In this study, ten different hemizygous mutations in RS1 were identified in 14 families with XLRS. These mutations are predicted to be pathogenic. All patients with mutations demonstrated typical signs of XLRS. The ten mutations affected different domains of retinoschisin, including the RS1 domain (1 mutation), discoidin domain (8 mutations) and C-terminal segment (1 mutation). These mutations were not randomly distributed over the gene (Fig. 3) because 80% of mutations were clustered in the discoidin domain (16). The two novel mutations, Tyr177X and Pro203Ala in the discoidin domain, may cause a shorter retinoschisin form or protein misfolding (13). The cysteine mutations in the RS1 domain (Cys59Tyr) and C-terminal segment (Cys223Tyr) may cause failure of the discoidin domain to assemble into a normal multisubunit complex (17,18).

Figure 3

Distribution of the mutations detected a linear diagram of RS1 showing the organization of retinoschisin into domains and segments.

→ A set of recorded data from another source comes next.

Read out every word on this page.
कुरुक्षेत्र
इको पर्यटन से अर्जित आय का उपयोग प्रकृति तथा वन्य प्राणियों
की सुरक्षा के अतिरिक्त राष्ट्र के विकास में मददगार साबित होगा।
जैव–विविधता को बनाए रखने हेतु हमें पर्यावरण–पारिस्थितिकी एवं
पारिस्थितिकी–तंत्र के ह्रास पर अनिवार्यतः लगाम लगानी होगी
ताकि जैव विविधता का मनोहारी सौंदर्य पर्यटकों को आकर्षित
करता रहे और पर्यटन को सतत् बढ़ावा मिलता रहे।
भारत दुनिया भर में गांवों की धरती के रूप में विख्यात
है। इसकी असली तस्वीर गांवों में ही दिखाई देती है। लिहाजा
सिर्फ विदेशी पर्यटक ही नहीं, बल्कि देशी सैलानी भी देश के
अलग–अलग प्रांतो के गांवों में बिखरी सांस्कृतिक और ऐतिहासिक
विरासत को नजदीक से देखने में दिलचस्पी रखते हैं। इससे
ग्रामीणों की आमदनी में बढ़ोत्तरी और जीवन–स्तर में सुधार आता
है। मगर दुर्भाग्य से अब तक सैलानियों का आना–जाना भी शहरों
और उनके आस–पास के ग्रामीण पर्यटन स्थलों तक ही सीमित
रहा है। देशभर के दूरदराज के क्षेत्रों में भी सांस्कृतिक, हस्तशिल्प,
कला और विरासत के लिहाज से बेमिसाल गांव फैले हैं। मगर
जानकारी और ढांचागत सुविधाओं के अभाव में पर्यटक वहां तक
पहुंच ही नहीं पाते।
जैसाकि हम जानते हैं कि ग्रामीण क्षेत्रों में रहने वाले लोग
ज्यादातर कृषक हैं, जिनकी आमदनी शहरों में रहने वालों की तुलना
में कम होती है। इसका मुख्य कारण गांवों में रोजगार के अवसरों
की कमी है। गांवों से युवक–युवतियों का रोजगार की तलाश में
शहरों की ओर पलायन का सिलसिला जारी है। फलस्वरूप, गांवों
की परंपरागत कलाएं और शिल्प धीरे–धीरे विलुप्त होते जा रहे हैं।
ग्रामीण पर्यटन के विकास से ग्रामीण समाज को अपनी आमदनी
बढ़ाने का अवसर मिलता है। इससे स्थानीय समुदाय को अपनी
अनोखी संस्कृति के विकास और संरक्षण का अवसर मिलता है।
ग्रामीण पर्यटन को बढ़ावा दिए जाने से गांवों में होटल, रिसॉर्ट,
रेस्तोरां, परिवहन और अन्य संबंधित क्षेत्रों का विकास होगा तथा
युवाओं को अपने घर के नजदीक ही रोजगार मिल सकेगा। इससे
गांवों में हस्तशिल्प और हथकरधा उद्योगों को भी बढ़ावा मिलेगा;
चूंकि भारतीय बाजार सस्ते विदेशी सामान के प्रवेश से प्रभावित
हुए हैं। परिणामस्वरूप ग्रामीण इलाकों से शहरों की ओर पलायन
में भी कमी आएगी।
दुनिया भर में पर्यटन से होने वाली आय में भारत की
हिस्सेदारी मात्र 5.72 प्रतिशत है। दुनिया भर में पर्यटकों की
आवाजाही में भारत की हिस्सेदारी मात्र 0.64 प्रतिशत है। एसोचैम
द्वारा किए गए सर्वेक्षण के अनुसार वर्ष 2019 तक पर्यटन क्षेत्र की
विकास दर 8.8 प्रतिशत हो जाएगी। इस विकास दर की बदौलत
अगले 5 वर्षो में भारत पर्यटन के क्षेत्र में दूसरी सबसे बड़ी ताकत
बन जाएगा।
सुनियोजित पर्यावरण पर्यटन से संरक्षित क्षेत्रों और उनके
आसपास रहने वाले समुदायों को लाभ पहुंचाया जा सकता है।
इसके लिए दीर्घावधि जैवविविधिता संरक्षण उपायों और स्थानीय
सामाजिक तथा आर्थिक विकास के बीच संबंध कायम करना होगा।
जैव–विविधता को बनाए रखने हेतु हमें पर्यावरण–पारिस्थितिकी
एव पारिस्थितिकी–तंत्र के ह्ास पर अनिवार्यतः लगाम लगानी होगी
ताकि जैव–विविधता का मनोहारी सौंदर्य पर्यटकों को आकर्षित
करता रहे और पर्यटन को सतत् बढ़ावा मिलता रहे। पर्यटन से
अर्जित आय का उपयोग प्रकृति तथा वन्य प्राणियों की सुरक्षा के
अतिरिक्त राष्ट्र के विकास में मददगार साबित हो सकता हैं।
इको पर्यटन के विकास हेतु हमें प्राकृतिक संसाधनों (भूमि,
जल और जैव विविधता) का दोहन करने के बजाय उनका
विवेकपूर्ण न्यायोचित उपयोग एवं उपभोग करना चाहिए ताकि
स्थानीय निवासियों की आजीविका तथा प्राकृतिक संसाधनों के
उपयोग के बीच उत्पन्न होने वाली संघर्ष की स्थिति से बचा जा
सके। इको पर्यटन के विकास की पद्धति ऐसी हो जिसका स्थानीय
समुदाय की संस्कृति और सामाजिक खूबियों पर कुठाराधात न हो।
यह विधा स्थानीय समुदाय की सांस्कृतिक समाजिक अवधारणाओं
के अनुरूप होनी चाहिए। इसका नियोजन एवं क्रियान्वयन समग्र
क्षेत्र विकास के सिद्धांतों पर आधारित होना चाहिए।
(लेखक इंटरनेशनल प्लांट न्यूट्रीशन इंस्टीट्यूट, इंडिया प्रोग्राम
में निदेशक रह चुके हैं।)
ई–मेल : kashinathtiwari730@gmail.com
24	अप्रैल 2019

Most of RS1 mutation loci were hot mutation spots, while the Cys59, Glu72, Arg102, Glu146, Arg182, Arg200, Pro203, Glu215 and Cys223 could be substituted by 1–2 other kinds of amino acids and be reported more frequently (19–30). However, the mutations in the present study also differed from those reported previously. The RS1 mutations accounts for 70% of the Chinese retinoschisis (14/20) cases in our study. The Cys59Tyr, Tyr177X, Pro203Ala, Glu215Val and Cys223Tyr mutations only are present in the Chinese population (31), and the Cys59Tyr mutation was more common (10% frequency in our retinoschisis cases). The Glu72Lys mutation is the most common among Chinese (15%) as well as other populations (19,32), while another very common mutation, Pro192Ser (33), which was reported from people of different ethnic backgrounds was not found. We do not know whether the spectrum and frequency of RS1 gene in the Chinese is different from others. Our study contributes to the current state of knowledge.

In summary, we identified ten mutations in 14 of 20 families with XLRS. Our results expand the mutation spectrum of RS1 that might enrich our understanding of the molecular basis of XLRS in the Chinese population.